In terms of how we design, we found that working in 3D was the best way to fit on both classic male and female bodies. We design everything in 3D, what is patterned, drafted, and fitted. First, we have a male and female body that we can apply the measurements in real life forms. Then when we fit the garment onto varied body types, we make an assessment of what we would need to make a piece truly unisex. Some people do work on an illustrator flat, which is a 2D technical drawing, but it doesn't represent true proportions or any challenges; you simply give a set of measurements to the factory. When you give that package [2D] to a factory, it's like an IKEA manual for garments. It's a guess at what will actually happen and what will turn out, and you're going to hope that the factory interprets it the best they can. When we work in 3D, we have total control over what the pattern will look like, how all the design lines or proportions will feel, and all the tightness of the fabric. And so when we get our prototypes back, for example, with a few of the factories, they’ve been almost perfect. So we’ve eliminated the back and forth on emails, prototype sampling, and shipments between all the factories. Mistakes will still happen, because it's a rather new process for factories to work in 3D. But we have eliminated certain rounds of mistakes that would have resulted in garment waste.

The Canvas

Can you elaborate on the materiality you’re working with in regards to existing materials?

Running Order

There's no reason to create new raw virgin material anymore, especially now that the demand is so high for sustainable materials.
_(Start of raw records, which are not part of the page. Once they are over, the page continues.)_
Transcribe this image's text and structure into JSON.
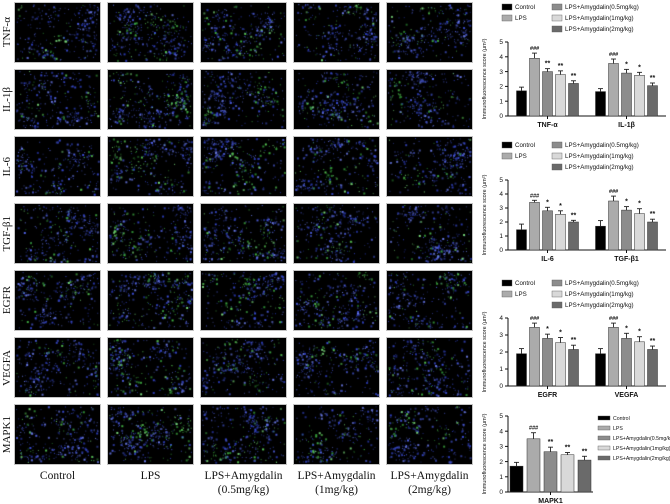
{
  "micro_grid": {
    "rows": [
      {
        "label": "TNF-α"
      },
      {
        "label": "IL-1β"
      },
      {
        "label": "IL-6"
      },
      {
        "label": "TGF-β1"
      },
      {
        "label": "EGFR"
      },
      {
        "label": "VEGFA"
      },
      {
        "label": "MAPK1"
      }
    ],
    "columns": [
      {
        "label_line1": "Control",
        "label_line2": "",
        "green_level": 0.35
      },
      {
        "label_line1": "LPS",
        "label_line2": "",
        "green_level": 1.0
      },
      {
        "label_line1": "LPS+Amygdalin",
        "label_line2": "(0.5mg/kg)",
        "green_level": 0.75
      },
      {
        "label_line1": "LPS+Amygdalin",
        "label_line2": "(1mg/kg)",
        "green_level": 0.55
      },
      {
        "label_line1": "LPS+Amygdalin",
        "label_line2": "(2mg/kg)",
        "green_level": 0.4
      }
    ],
    "stain_colors": {
      "nuclei_blue": "#3a4cd6",
      "marker_green": "#45b54a",
      "background": "#000000"
    }
  },
  "legend": {
    "entries": [
      {
        "label": "Control",
        "color": "#000000"
      },
      {
        "label": "LPS",
        "color": "#ababab"
      },
      {
        "label": "LPS+Amygdalin(0.5mg/kg)",
        "color": "#8c8c8c"
      },
      {
        "label": "LPS+Amygdalin(1mg/kg)",
        "color": "#d9d9d9"
      },
      {
        "label": "LPS+Amygdalin(2mg/kg)",
        "color": "#6a6a6a"
      }
    ]
  },
  "chart_data": [
    {
      "type": "bar",
      "ylabel": "Immunofluorescence score (μm²)",
      "ylim": [
        0,
        5
      ],
      "yticks": [
        0,
        1,
        2,
        3,
        4,
        5
      ],
      "legend_position": "top",
      "series_names": [
        "Control",
        "LPS",
        "LPS+Amygdalin(0.5mg/kg)",
        "LPS+Amygdalin(1mg/kg)",
        "LPS+Amygdalin(2mg/kg)"
      ],
      "groups": [
        {
          "label": "TNF-α",
          "values": [
            1.7,
            3.9,
            3.0,
            2.8,
            2.2
          ],
          "errors": [
            0.25,
            0.35,
            0.2,
            0.25,
            0.18
          ],
          "sig": [
            "",
            "###",
            "**",
            "**",
            "**"
          ]
        },
        {
          "label": "IL-1β",
          "values": [
            1.65,
            3.55,
            2.9,
            2.75,
            2.05
          ],
          "errors": [
            0.2,
            0.3,
            0.25,
            0.2,
            0.18
          ],
          "sig": [
            "",
            "###",
            "*",
            "*",
            "**"
          ]
        }
      ]
    },
    {
      "type": "bar",
      "ylabel": "Immunofluorescence score (μm²)",
      "ylim": [
        0,
        5
      ],
      "yticks": [
        0,
        1,
        2,
        3,
        4,
        5
      ],
      "legend_position": "top",
      "series_names": [
        "Control",
        "LPS",
        "LPS+Amygdalin(0.5mg/kg)",
        "LPS+Amygdalin(1mg/kg)",
        "LPS+Amygdalin(2mg/kg)"
      ],
      "groups": [
        {
          "label": "IL-6",
          "values": [
            1.45,
            3.4,
            2.8,
            2.55,
            2.0
          ],
          "errors": [
            0.4,
            0.15,
            0.25,
            0.25,
            0.12
          ],
          "sig": [
            "",
            "###",
            "*",
            "*",
            "**"
          ]
        },
        {
          "label": "TGF-β1",
          "values": [
            1.7,
            3.5,
            2.85,
            2.6,
            2.0
          ],
          "errors": [
            0.4,
            0.35,
            0.25,
            0.35,
            0.2
          ],
          "sig": [
            "",
            "###",
            "*",
            "*",
            "**"
          ]
        }
      ]
    },
    {
      "type": "bar",
      "ylabel": "Immunofluorescence score (μm²)",
      "ylim": [
        0,
        4
      ],
      "yticks": [
        0,
        1,
        2,
        3,
        4
      ],
      "legend_position": "top",
      "series_names": [
        "Control",
        "LPS",
        "LPS+Amygdalin(0.5mg/kg)",
        "LPS+Amygdalin(1mg/kg)",
        "LPS+Amygdalin(2mg/kg)"
      ],
      "groups": [
        {
          "label": "EGFR",
          "values": [
            1.9,
            3.45,
            2.8,
            2.55,
            2.15
          ],
          "errors": [
            0.3,
            0.25,
            0.25,
            0.3,
            0.25
          ],
          "sig": [
            "",
            "###",
            "*",
            "*",
            "**"
          ]
        },
        {
          "label": "VEGFA",
          "values": [
            1.9,
            3.45,
            2.8,
            2.6,
            2.15
          ],
          "errors": [
            0.3,
            0.25,
            0.3,
            0.3,
            0.2
          ],
          "sig": [
            "",
            "###",
            "*",
            "*",
            "**"
          ]
        }
      ]
    },
    {
      "type": "bar",
      "ylabel": "Immunofluorescence score (μm²)",
      "ylim": [
        0,
        5
      ],
      "yticks": [
        0,
        1,
        2,
        3,
        4,
        5
      ],
      "legend_position": "right",
      "series_names": [
        "Control",
        "LPS",
        "LPS+Amygdalin(0.5mg/kg)",
        "LPS+Amygdalin(1mg/kg)",
        "LPS+Amygdalin(2mg/kg)"
      ],
      "groups": [
        {
          "label": "MAPK1",
          "values": [
            1.7,
            3.5,
            2.65,
            2.45,
            2.1
          ],
          "errors": [
            0.25,
            0.4,
            0.3,
            0.15,
            0.25
          ],
          "sig": [
            "",
            "###",
            "**",
            "**",
            "**"
          ]
        }
      ]
    }
  ]
}
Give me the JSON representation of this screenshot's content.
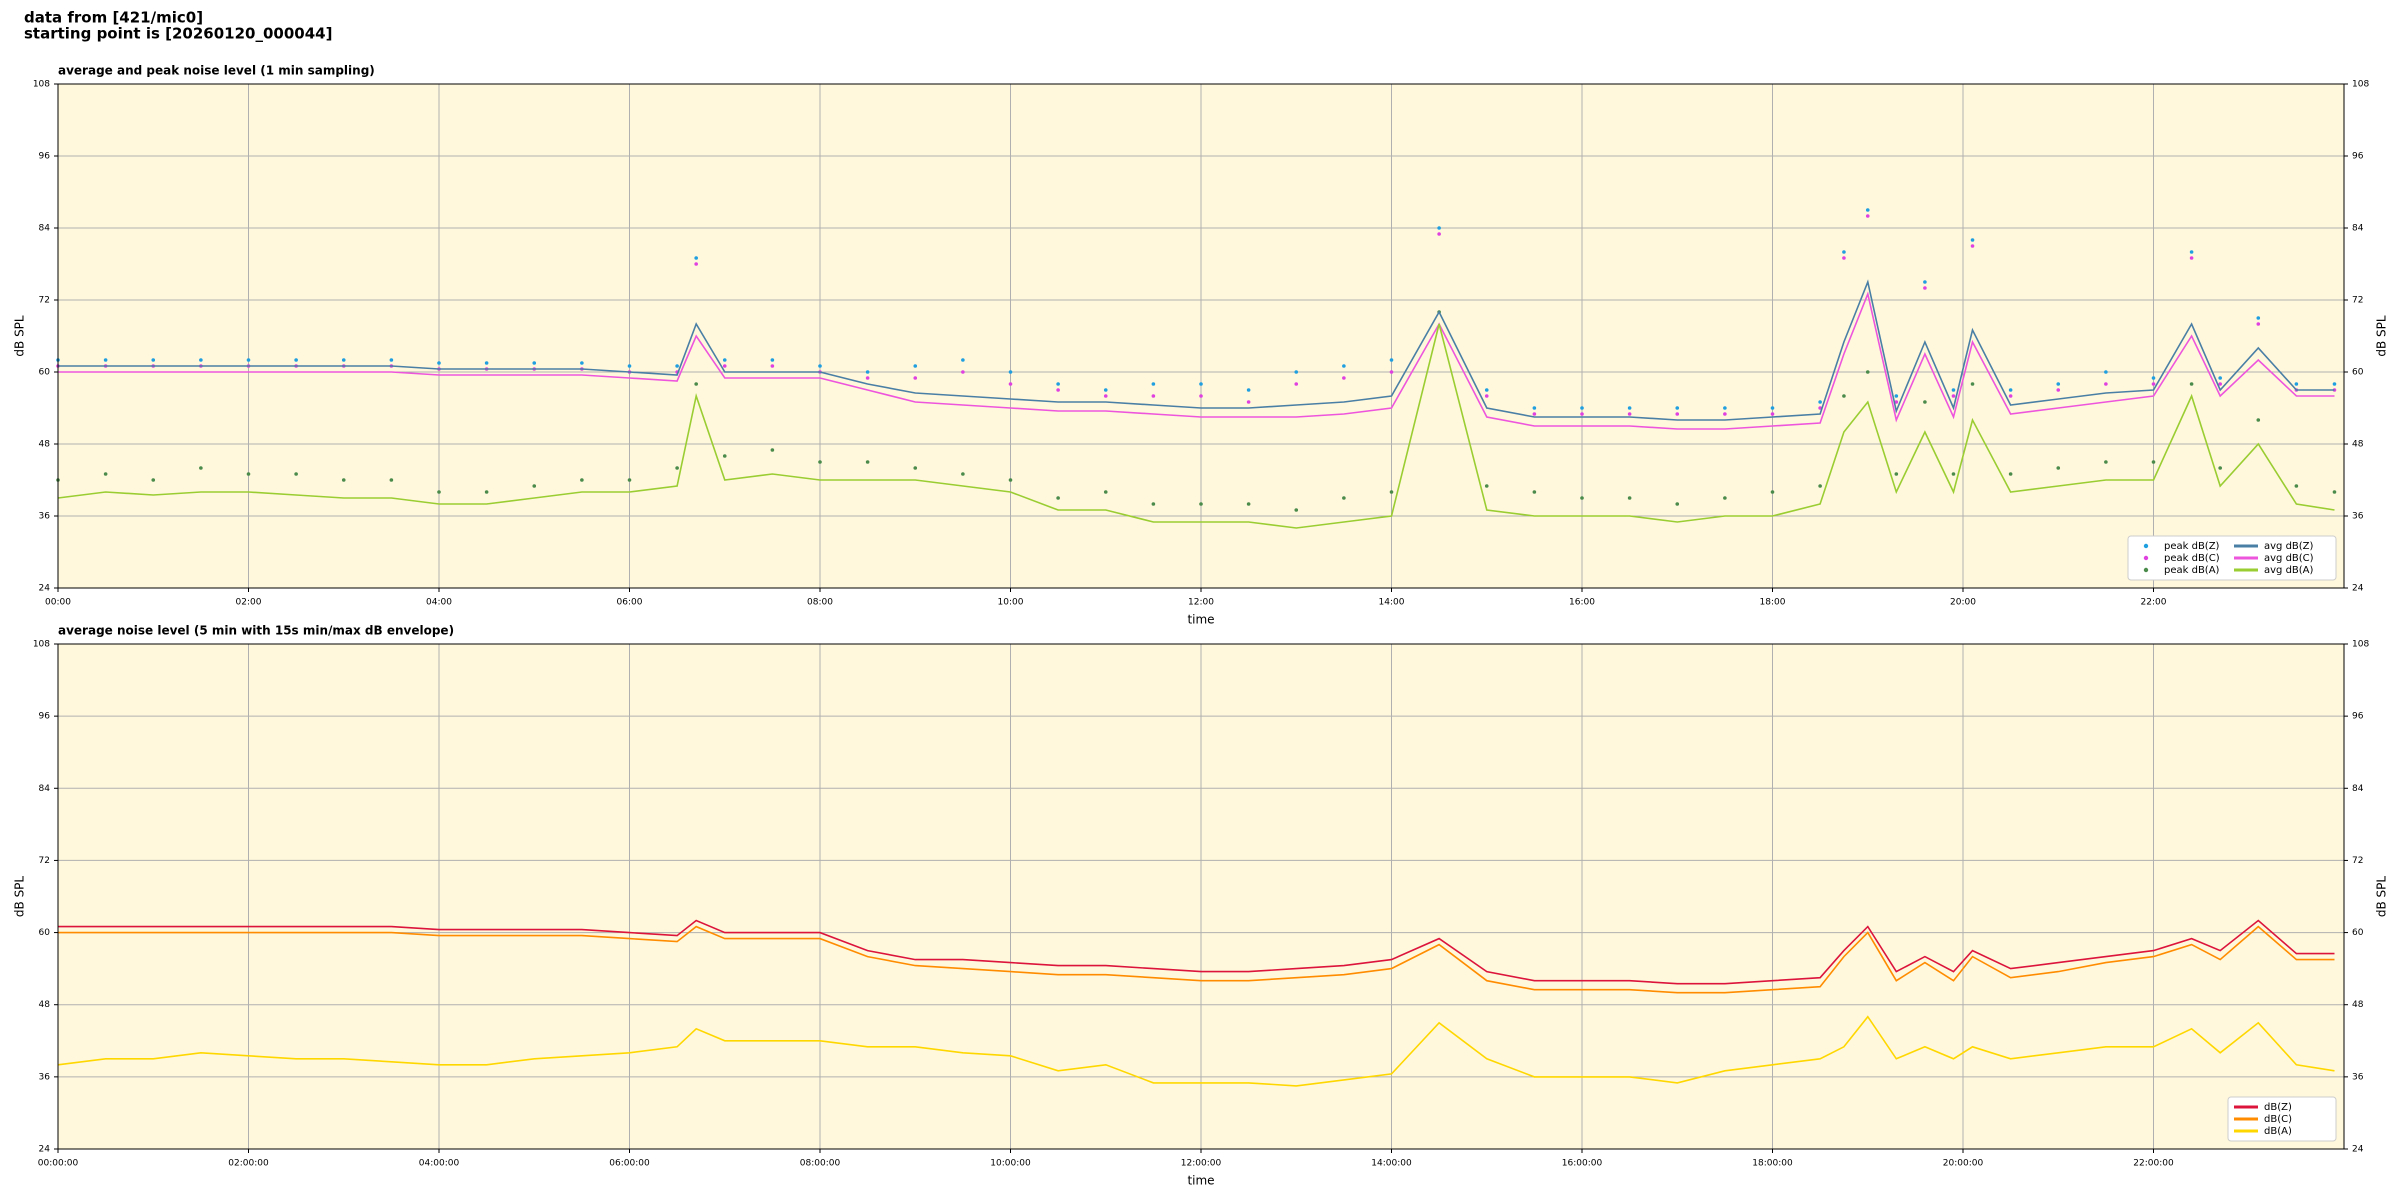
{
  "header": {
    "line1": "data from [421/mic0]",
    "line2": "starting point is [20260120_000044]"
  },
  "chart_data": [
    {
      "type": "line",
      "title": "average and peak noise level (1 min sampling)",
      "x_label": "time",
      "y_label": "dB SPL",
      "xlim": [
        0,
        24
      ],
      "xticks": [
        {
          "value": 0,
          "label": "00:00"
        },
        {
          "value": 2,
          "label": "02:00"
        },
        {
          "value": 4,
          "label": "04:00"
        },
        {
          "value": 6,
          "label": "06:00"
        },
        {
          "value": 8,
          "label": "08:00"
        },
        {
          "value": 10,
          "label": "10:00"
        },
        {
          "value": 12,
          "label": "12:00"
        },
        {
          "value": 14,
          "label": "14:00"
        },
        {
          "value": 16,
          "label": "16:00"
        },
        {
          "value": 18,
          "label": "18:00"
        },
        {
          "value": 20,
          "label": "20:00"
        },
        {
          "value": 22,
          "label": "22:00"
        }
      ],
      "ylim": [
        24,
        108
      ],
      "yticks": [
        24,
        36,
        48,
        60,
        72,
        84,
        96,
        108
      ],
      "grid": true,
      "legend": "lower right",
      "legend_columns": 2,
      "x": [
        0,
        0.5,
        1,
        1.5,
        2,
        2.5,
        3,
        3.5,
        4,
        4.5,
        5,
        5.5,
        6,
        6.5,
        6.7,
        7,
        7.5,
        8,
        8.5,
        9,
        9.5,
        10,
        10.5,
        11,
        11.5,
        12,
        12.5,
        13,
        13.5,
        14,
        14.5,
        15,
        15.5,
        16,
        16.5,
        17,
        17.5,
        18,
        18.5,
        18.75,
        19,
        19.3,
        19.6,
        19.9,
        20.1,
        20.5,
        21,
        21.5,
        22,
        22.4,
        22.7,
        23.1,
        23.5,
        23.9
      ],
      "series": [
        {
          "name": "peak dB(Z)",
          "color": "#1f9fe0",
          "style": "scatter",
          "values": [
            62,
            62,
            62,
            62,
            62,
            62,
            62,
            62,
            61.5,
            61.5,
            61.5,
            61.5,
            61,
            61,
            79,
            62,
            62,
            61,
            60,
            61,
            62,
            60,
            58,
            57,
            58,
            58,
            57,
            60,
            61,
            62,
            84,
            57,
            54,
            54,
            54,
            54,
            54,
            54,
            55,
            80,
            87,
            56,
            75,
            57,
            82,
            57,
            58,
            60,
            59,
            80,
            59,
            69,
            58,
            58
          ]
        },
        {
          "name": "peak dB(C)",
          "color": "#e040e0",
          "style": "scatter",
          "values": [
            61,
            61,
            61,
            61,
            61,
            61,
            61,
            61,
            60.5,
            60.5,
            60.5,
            60.5,
            60,
            60,
            78,
            61,
            61,
            60,
            59,
            59,
            60,
            58,
            57,
            56,
            56,
            56,
            55,
            58,
            59,
            60,
            83,
            56,
            53,
            53,
            53,
            53,
            53,
            53,
            54,
            79,
            86,
            55,
            74,
            56,
            81,
            56,
            57,
            58,
            58,
            79,
            58,
            68,
            57,
            57
          ]
        },
        {
          "name": "peak dB(A)",
          "color": "#4a8a4a",
          "style": "scatter",
          "values": [
            42,
            43,
            42,
            44,
            43,
            43,
            42,
            42,
            40,
            40,
            41,
            42,
            42,
            44,
            58,
            46,
            47,
            45,
            45,
            44,
            43,
            42,
            39,
            40,
            38,
            38,
            38,
            37,
            39,
            40,
            70,
            41,
            40,
            39,
            39,
            38,
            39,
            40,
            41,
            56,
            60,
            43,
            55,
            43,
            58,
            43,
            44,
            45,
            45,
            58,
            44,
            52,
            41,
            40
          ]
        },
        {
          "name": "avg dB(Z)",
          "color": "#4a7fa5",
          "style": "line",
          "values": [
            61,
            61,
            61,
            61,
            61,
            61,
            61,
            61,
            60.5,
            60.5,
            60.5,
            60.5,
            60,
            59.5,
            68,
            60,
            60,
            60,
            58,
            56.5,
            56,
            55.5,
            55,
            55,
            54.5,
            54,
            54,
            54.5,
            55,
            56,
            70,
            54,
            52.5,
            52.5,
            52.5,
            52,
            52,
            52.5,
            53,
            65,
            75,
            53.5,
            65,
            54,
            67,
            54.5,
            55.5,
            56.5,
            57,
            68,
            57,
            64,
            57,
            57
          ]
        },
        {
          "name": "avg dB(C)",
          "color": "#ee55dd",
          "style": "line",
          "values": [
            60,
            60,
            60,
            60,
            60,
            60,
            60,
            60,
            59.5,
            59.5,
            59.5,
            59.5,
            59,
            58.5,
            66,
            59,
            59,
            59,
            57,
            55,
            54.5,
            54,
            53.5,
            53.5,
            53,
            52.5,
            52.5,
            52.5,
            53,
            54,
            68,
            52.5,
            51,
            51,
            51,
            50.5,
            50.5,
            51,
            51.5,
            63,
            73,
            52,
            63,
            52.5,
            65,
            53,
            54,
            55,
            56,
            66,
            56,
            62,
            56,
            56
          ]
        },
        {
          "name": "avg dB(A)",
          "color": "#9acd32",
          "style": "line",
          "values": [
            39,
            40,
            39.5,
            40,
            40,
            39.5,
            39,
            39,
            38,
            38,
            39,
            40,
            40,
            41,
            56,
            42,
            43,
            42,
            42,
            42,
            41,
            40,
            37,
            37,
            35,
            35,
            35,
            34,
            35,
            36,
            68,
            37,
            36,
            36,
            36,
            35,
            36,
            36,
            38,
            50,
            55,
            40,
            50,
            40,
            52,
            40,
            41,
            42,
            42,
            56,
            41,
            48,
            38,
            37
          ]
        }
      ]
    },
    {
      "type": "line",
      "title": "average noise level (5 min with 15s min/max dB envelope)",
      "x_label": "time",
      "y_label": "dB SPL",
      "xlim": [
        0,
        24
      ],
      "xticks": [
        {
          "value": 0,
          "label": "00:00:00"
        },
        {
          "value": 2,
          "label": "02:00:00"
        },
        {
          "value": 4,
          "label": "04:00:00"
        },
        {
          "value": 6,
          "label": "06:00:00"
        },
        {
          "value": 8,
          "label": "08:00:00"
        },
        {
          "value": 10,
          "label": "10:00:00"
        },
        {
          "value": 12,
          "label": "12:00:00"
        },
        {
          "value": 14,
          "label": "14:00:00"
        },
        {
          "value": 16,
          "label": "16:00:00"
        },
        {
          "value": 18,
          "label": "18:00:00"
        },
        {
          "value": 20,
          "label": "20:00:00"
        },
        {
          "value": 22,
          "label": "22:00:00"
        }
      ],
      "ylim": [
        24,
        108
      ],
      "yticks": [
        24,
        36,
        48,
        60,
        72,
        84,
        96,
        108
      ],
      "grid": true,
      "legend": "lower right",
      "legend_columns": 1,
      "x": [
        0,
        0.5,
        1,
        1.5,
        2,
        2.5,
        3,
        3.5,
        4,
        4.5,
        5,
        5.5,
        6,
        6.5,
        6.7,
        7,
        7.5,
        8,
        8.5,
        9,
        9.5,
        10,
        10.5,
        11,
        11.5,
        12,
        12.5,
        13,
        13.5,
        14,
        14.5,
        15,
        15.5,
        16,
        16.5,
        17,
        17.5,
        18,
        18.5,
        18.75,
        19,
        19.3,
        19.6,
        19.9,
        20.1,
        20.5,
        21,
        21.5,
        22,
        22.4,
        22.7,
        23.1,
        23.5,
        23.9
      ],
      "series": [
        {
          "name": "dB(Z)",
          "color": "#dc143c",
          "style": "line",
          "values": [
            61,
            61,
            61,
            61,
            61,
            61,
            61,
            61,
            60.5,
            60.5,
            60.5,
            60.5,
            60,
            59.5,
            62,
            60,
            60,
            60,
            57,
            55.5,
            55.5,
            55,
            54.5,
            54.5,
            54,
            53.5,
            53.5,
            54,
            54.5,
            55.5,
            59,
            53.5,
            52,
            52,
            52,
            51.5,
            51.5,
            52,
            52.5,
            57,
            61,
            53.5,
            56,
            53.5,
            57,
            54,
            55,
            56,
            57,
            59,
            57,
            62,
            56.5,
            56.5
          ]
        },
        {
          "name": "dB(C)",
          "color": "#ff8c00",
          "style": "line",
          "values": [
            60,
            60,
            60,
            60,
            60,
            60,
            60,
            60,
            59.5,
            59.5,
            59.5,
            59.5,
            59,
            58.5,
            61,
            59,
            59,
            59,
            56,
            54.5,
            54,
            53.5,
            53,
            53,
            52.5,
            52,
            52,
            52.5,
            53,
            54,
            58,
            52,
            50.5,
            50.5,
            50.5,
            50,
            50,
            50.5,
            51,
            56,
            60,
            52,
            55,
            52,
            56,
            52.5,
            53.5,
            55,
            56,
            58,
            55.5,
            61,
            55.5,
            55.5
          ]
        },
        {
          "name": "dB(A)",
          "color": "#ffd700",
          "style": "line",
          "values": [
            38,
            39,
            39,
            40,
            39.5,
            39,
            39,
            38.5,
            38,
            38,
            39,
            39.5,
            40,
            41,
            44,
            42,
            42,
            42,
            41,
            41,
            40,
            39.5,
            37,
            38,
            35,
            35,
            35,
            34.5,
            35.5,
            36.5,
            45,
            39,
            36,
            36,
            36,
            35,
            37,
            38,
            39,
            41,
            46,
            39,
            41,
            39,
            41,
            39,
            40,
            41,
            41,
            44,
            40,
            45,
            38,
            37
          ]
        }
      ]
    }
  ]
}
You actually have to be cautious now what you're selecting, because there's a lot of greenwashing. You have to research to make sure where fabric is coming from, is it pre- or post-consumer recycled materials. Those are the baseline for the raw materials that we choose. From there, we select our partners to work with on a manufacturing level. Right now, all the sports clothes are produced in the USA with [the company] that makes a lot of the Olympic uniforms. What you're getting also is incredible durability with standards at the highest level, and then also our factory workers are getting paid an ethical wage. For Running Order, I really want it to be as sustainable as possible – in both manufacturing and materiality. We try to design with recycled biobased or bluesign approved, or Oeko-Tex certified. So there are certain certifications that go within a material. Every material that we pick has to be within one of those parameters.

Photography by Eric White
The Canvas

Congratulations on the launch of the recent clothing line! Can you share a bit of the concept with this line?

Running Order

This collection was created from a selection of core basics that you can always have continuously available throughout the year, and it will be a running collection. The concept is that it's unisex, so anyone can wear it. You can wear it for anything that you need. You can wear it for training at the gym, you can wear it for running, and then also the whole idea of the brand is that you can wear it out in the club, at a rave.

The Canvas

Are you planning to release future collections seasonally or annually?

Running Order

It'll be seasonal: Spring/Summer and Fall/Winter with smaller drops. We didn't want to put out a 40-piece collection, as the goal will be to release very small, tightly curated pieces from five to ten pieces at maximum.

The Canvas

If there was a brand you could collaborate with, who would it be?

Running Order

A collaboration with Norda for clothing, we respect the whole ethos and functional output, while still being fun.